Ground 2: Obviousness over Calo, Rude, and Szoc - Claims 1, 3-4, 6-9, 11-12, and 14-16 are obvious over Calo in view of Rude and in further view of Szoc.

  • Prior Art Relied Upon: Calo (Application # 2002/0087454), Rude (Application # 2006/0095361), and Szoc (Application # 2002/0023053).
  • Core Argument for this Ground:
    • Prior Art Mapping: This ground built upon the base combination of Calo and Rude. Petitioner argued Szoc taught providing real-time, continuously updating foreign exchange rate quotes via a "scrolling quote bar" on the user interface. Szoc also disclosed executing limit transactions only when a client-specified exchange rate is achieved, requiring the system to evaluate real-time rates at the moment of execution.
    • Motivation to Combine: A POSITA would combine Szoc's teachings with the Calo/Rude system to enhance pricing transparency by continuously displaying fluctuating costs and fees to the user. This aligns with the shared goal of providing traders with the most accurate, up-to-date information in volatile markets. Further, incorporating Szoc's method for handling conditional orders would ensure that limit transactions execute only when both asset price and currency rate conditions are met, improving user control.
    • Expectation of Success: Success was expected because Szoc’s real-time quote bar and conditional execution logic were structurally and functionally compatible with Calo's system, which already utilized real-time data feeds for generating preview prices.

Ground 3: Obviousness over Calo, Rude, Sellberg, and Davidowitz - Claims 2, 5, 10, and 13 are obvious over Calo, Rude, and Sellberg, in further view of Davidowitz.

  • Prior Art Relied Upon: Calo (Application # 2002/0087454), Rude (Application # 2006/0095361), Sellberg (Application # 2004/0236664), and Davidowitz (Application # 2004/0267655).
  • Core Argument for this Ground:
    • Prior Art Mapping: This ground primarily addressed claims related to monitoring conditions and periodically updating data. Petitioner asserted Davidowitz taught a system that continuously monitored multiple markets for both securities prices and foreign exchange rates, automatically executing trades when predefined conditions were met.
    • Motivation to Combine: A POSITA would incorporate Davidowitz's more granular teachings on continuous, automated monitoring into the Calo/Rude/Sellberg platform. This would enhance the system's ability to execute conditional orders (e.g., limit orders, as recited in claim 2) by ensuring that the system periodically checks both the updated asset market value and the updated currency exchange rate before performing a transaction. This improves execution accuracy and reduces the risk of acting on stale data.
    • Expectation of Success: Integration would be predictable and successful because Davidowitz’s real-time monitoring functionality was designed to work with trading servers that, like Calo's, already handled real-time data feeds and order execution logic.

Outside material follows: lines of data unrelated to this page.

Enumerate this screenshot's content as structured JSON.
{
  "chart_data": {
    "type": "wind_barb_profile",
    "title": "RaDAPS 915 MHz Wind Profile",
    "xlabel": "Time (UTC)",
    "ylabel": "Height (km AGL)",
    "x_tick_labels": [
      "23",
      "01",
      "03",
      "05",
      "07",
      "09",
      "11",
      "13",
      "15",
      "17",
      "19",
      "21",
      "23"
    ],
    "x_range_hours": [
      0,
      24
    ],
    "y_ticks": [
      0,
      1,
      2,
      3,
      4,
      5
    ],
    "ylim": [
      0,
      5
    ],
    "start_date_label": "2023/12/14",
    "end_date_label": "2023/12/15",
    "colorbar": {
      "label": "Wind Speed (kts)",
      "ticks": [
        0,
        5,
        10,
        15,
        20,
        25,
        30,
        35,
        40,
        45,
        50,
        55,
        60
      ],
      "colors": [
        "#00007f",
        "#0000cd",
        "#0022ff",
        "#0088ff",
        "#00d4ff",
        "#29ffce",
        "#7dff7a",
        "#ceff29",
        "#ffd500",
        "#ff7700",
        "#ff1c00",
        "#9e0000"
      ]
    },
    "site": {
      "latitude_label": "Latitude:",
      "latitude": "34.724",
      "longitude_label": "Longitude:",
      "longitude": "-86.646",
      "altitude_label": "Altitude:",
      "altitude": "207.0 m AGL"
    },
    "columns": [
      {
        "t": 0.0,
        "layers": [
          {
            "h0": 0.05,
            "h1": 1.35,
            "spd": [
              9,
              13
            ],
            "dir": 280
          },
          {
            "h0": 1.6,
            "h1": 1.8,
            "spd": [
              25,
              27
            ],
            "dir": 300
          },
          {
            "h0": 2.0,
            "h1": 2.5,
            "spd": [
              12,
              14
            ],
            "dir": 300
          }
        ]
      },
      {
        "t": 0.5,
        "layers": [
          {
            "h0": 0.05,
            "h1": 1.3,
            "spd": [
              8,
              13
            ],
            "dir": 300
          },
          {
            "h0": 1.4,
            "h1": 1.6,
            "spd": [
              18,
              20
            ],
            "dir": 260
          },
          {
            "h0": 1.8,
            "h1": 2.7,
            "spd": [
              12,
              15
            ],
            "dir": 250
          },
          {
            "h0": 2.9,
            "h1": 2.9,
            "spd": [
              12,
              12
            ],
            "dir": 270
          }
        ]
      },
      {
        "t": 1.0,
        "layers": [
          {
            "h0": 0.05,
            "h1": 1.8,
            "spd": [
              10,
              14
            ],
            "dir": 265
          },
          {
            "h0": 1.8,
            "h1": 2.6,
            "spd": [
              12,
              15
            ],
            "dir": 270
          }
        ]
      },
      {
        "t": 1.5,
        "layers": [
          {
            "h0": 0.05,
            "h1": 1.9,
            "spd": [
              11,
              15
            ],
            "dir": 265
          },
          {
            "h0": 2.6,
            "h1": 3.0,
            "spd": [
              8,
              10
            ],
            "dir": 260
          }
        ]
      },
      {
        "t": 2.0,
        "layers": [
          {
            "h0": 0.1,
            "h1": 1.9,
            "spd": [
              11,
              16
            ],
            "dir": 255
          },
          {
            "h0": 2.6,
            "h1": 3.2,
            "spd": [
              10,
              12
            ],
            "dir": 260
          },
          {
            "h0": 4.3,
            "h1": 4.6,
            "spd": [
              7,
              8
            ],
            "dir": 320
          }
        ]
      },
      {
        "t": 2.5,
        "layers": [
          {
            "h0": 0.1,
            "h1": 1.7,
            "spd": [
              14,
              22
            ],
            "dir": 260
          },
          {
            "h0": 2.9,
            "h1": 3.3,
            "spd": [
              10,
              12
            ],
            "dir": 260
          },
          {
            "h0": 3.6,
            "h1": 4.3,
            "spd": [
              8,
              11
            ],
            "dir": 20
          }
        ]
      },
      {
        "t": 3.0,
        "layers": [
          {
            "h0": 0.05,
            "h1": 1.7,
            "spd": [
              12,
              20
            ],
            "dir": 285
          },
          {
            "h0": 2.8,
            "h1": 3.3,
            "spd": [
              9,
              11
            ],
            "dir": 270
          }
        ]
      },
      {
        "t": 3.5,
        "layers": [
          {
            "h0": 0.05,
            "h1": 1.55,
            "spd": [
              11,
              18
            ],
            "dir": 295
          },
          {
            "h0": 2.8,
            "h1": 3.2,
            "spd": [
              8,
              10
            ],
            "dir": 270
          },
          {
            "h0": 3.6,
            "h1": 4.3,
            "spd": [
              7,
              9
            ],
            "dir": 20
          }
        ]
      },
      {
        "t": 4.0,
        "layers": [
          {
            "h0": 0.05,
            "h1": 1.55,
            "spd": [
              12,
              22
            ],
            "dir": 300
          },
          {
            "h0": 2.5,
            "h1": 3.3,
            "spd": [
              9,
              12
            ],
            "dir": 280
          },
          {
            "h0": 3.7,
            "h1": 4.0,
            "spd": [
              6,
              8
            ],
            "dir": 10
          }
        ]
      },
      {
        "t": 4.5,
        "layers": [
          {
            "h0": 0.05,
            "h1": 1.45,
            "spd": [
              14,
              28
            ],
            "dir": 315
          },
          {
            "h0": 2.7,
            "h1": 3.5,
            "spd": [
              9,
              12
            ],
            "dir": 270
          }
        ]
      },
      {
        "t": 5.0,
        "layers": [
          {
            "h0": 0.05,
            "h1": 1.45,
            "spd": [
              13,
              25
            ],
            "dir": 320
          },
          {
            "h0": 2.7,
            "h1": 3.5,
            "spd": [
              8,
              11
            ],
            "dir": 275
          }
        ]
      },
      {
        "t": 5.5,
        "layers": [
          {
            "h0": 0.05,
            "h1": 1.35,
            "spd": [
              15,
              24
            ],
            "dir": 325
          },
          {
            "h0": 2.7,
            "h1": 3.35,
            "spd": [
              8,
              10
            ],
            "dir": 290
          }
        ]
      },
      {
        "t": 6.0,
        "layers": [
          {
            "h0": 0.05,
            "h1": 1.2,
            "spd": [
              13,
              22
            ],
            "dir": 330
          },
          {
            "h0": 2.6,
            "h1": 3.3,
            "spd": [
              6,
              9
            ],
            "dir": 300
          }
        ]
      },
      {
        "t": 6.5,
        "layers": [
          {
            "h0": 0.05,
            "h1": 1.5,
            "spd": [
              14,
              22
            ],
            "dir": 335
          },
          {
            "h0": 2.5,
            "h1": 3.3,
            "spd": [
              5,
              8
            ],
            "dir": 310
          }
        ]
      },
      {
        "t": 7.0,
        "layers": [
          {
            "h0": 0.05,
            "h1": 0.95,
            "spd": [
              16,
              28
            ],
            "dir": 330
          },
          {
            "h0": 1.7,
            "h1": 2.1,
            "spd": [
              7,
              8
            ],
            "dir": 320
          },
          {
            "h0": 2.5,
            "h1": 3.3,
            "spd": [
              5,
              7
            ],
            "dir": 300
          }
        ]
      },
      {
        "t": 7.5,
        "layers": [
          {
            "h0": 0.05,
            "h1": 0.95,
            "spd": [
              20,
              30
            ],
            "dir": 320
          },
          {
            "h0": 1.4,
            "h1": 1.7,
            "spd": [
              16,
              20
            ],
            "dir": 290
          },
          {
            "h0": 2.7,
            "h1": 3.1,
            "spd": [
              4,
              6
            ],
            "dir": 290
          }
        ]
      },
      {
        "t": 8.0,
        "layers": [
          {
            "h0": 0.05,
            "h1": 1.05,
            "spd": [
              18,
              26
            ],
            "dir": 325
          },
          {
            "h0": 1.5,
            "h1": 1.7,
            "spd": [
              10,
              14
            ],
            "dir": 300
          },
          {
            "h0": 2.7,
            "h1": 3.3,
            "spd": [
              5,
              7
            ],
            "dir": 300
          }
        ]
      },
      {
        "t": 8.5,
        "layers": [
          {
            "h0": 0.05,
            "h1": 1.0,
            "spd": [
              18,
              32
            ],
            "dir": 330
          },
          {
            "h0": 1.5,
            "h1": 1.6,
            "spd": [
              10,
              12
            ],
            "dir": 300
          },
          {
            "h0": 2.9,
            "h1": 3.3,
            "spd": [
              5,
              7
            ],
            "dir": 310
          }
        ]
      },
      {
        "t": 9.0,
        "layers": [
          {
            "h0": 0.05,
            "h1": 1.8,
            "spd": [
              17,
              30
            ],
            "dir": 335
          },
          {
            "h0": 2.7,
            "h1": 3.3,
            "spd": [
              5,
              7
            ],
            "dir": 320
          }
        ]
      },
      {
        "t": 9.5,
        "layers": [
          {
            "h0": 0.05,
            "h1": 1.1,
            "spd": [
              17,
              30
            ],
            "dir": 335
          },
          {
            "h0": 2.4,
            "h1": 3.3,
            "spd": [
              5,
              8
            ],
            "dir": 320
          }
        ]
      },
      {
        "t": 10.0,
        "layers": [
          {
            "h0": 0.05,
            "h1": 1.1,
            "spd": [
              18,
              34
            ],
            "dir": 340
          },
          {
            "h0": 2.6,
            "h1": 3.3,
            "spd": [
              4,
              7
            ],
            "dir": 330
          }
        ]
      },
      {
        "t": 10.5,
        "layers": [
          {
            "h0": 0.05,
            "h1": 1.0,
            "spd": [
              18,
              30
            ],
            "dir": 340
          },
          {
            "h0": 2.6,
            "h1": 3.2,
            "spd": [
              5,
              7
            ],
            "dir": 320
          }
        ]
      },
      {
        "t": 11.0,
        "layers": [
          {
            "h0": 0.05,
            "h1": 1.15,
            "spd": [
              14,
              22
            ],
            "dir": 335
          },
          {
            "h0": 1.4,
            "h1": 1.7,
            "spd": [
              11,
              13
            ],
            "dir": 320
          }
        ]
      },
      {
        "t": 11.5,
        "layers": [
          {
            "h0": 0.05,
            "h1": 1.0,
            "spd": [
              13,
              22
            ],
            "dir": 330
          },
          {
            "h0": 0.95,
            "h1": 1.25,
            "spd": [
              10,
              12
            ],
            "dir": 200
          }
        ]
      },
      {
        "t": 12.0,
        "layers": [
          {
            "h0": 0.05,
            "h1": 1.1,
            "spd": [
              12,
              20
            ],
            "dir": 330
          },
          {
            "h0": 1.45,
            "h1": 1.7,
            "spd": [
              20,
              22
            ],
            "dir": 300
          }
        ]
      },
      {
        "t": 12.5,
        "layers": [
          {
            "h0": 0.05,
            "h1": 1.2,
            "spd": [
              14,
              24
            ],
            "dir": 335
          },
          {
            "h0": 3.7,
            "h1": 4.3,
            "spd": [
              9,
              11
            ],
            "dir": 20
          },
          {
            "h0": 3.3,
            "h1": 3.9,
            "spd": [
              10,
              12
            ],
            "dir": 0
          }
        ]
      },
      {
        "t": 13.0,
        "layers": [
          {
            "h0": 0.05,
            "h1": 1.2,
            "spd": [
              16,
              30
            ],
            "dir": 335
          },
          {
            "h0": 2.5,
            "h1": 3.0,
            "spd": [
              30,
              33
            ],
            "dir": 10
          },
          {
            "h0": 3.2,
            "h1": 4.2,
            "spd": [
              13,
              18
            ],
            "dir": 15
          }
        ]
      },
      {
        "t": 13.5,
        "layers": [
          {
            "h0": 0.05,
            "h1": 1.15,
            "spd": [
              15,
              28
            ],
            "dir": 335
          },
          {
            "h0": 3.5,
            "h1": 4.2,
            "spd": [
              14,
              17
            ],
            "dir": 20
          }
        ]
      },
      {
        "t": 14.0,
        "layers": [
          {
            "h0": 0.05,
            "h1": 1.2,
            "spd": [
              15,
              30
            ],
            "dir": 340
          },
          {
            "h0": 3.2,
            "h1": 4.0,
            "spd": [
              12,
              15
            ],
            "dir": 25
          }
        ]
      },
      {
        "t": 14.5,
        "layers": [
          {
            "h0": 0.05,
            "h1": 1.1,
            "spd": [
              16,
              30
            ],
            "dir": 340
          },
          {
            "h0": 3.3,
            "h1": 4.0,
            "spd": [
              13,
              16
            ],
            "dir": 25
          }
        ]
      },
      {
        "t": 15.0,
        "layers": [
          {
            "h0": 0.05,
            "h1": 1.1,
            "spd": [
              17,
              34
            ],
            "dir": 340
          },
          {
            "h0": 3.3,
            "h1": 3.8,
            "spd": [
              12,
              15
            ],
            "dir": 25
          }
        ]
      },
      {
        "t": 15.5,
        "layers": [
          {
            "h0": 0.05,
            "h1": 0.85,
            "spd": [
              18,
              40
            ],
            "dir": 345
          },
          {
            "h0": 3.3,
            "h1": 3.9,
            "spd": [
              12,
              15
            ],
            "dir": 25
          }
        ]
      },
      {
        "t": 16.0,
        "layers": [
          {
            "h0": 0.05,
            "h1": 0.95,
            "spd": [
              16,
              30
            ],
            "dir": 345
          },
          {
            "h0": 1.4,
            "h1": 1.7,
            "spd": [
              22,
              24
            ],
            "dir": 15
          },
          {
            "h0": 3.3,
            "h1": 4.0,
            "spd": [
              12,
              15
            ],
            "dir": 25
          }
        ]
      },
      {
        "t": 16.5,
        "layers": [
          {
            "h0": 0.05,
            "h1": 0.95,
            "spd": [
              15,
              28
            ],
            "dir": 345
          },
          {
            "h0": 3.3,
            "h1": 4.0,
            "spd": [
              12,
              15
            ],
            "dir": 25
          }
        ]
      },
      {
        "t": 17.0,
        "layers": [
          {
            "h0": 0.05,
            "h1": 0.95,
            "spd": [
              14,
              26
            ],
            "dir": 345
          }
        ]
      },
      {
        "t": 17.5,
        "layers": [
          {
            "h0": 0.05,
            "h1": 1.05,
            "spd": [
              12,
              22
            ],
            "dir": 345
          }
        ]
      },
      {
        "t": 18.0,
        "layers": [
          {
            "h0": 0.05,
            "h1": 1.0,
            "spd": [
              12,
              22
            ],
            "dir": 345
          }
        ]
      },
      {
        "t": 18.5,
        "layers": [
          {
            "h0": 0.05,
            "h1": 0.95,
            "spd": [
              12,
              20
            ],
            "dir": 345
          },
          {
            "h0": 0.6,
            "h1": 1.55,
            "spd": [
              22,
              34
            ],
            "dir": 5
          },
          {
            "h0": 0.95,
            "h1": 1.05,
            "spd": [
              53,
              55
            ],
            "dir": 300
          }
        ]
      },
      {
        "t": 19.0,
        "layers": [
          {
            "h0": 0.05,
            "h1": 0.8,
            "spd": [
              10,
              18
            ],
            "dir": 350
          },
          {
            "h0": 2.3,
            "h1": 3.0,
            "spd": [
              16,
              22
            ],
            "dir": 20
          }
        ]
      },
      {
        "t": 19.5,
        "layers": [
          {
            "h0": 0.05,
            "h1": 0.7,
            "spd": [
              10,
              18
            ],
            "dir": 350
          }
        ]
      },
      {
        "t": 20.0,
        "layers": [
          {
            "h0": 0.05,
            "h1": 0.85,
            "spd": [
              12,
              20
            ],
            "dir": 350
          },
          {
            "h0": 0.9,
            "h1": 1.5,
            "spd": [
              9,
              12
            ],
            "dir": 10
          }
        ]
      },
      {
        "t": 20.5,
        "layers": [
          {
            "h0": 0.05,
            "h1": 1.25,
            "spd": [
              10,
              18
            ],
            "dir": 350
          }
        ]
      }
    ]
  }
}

4. Key Claim Construction Positions

  • Petitioner argued that the Board did not need to formally construe any claim terms to find the challenged claims invalid. However, Petitioner proposed that a POSITA would have understood key terms consistent with their ordinary meaning and the patent's specification.
  • "prevailing exchange rate" / "prevailing currency exchange rate": Petitioner contended a POSITA would understand these terms to mean "a selected current rate," such as a "spot" or "forward" rate. This interpretation was noted as being consistent with the specification and with Patent Owner's own agreement in a related IPR. This construction is central to distinguishing the first rate (for pre-trade estimates) from the second rate (for final settlement).

5. Relief Requested

  • Petitioner requested the institution of an inter partes review and the cancellation of claims 1-16 of the ’701 patent as unpatentable under 35 U.S.C. §103.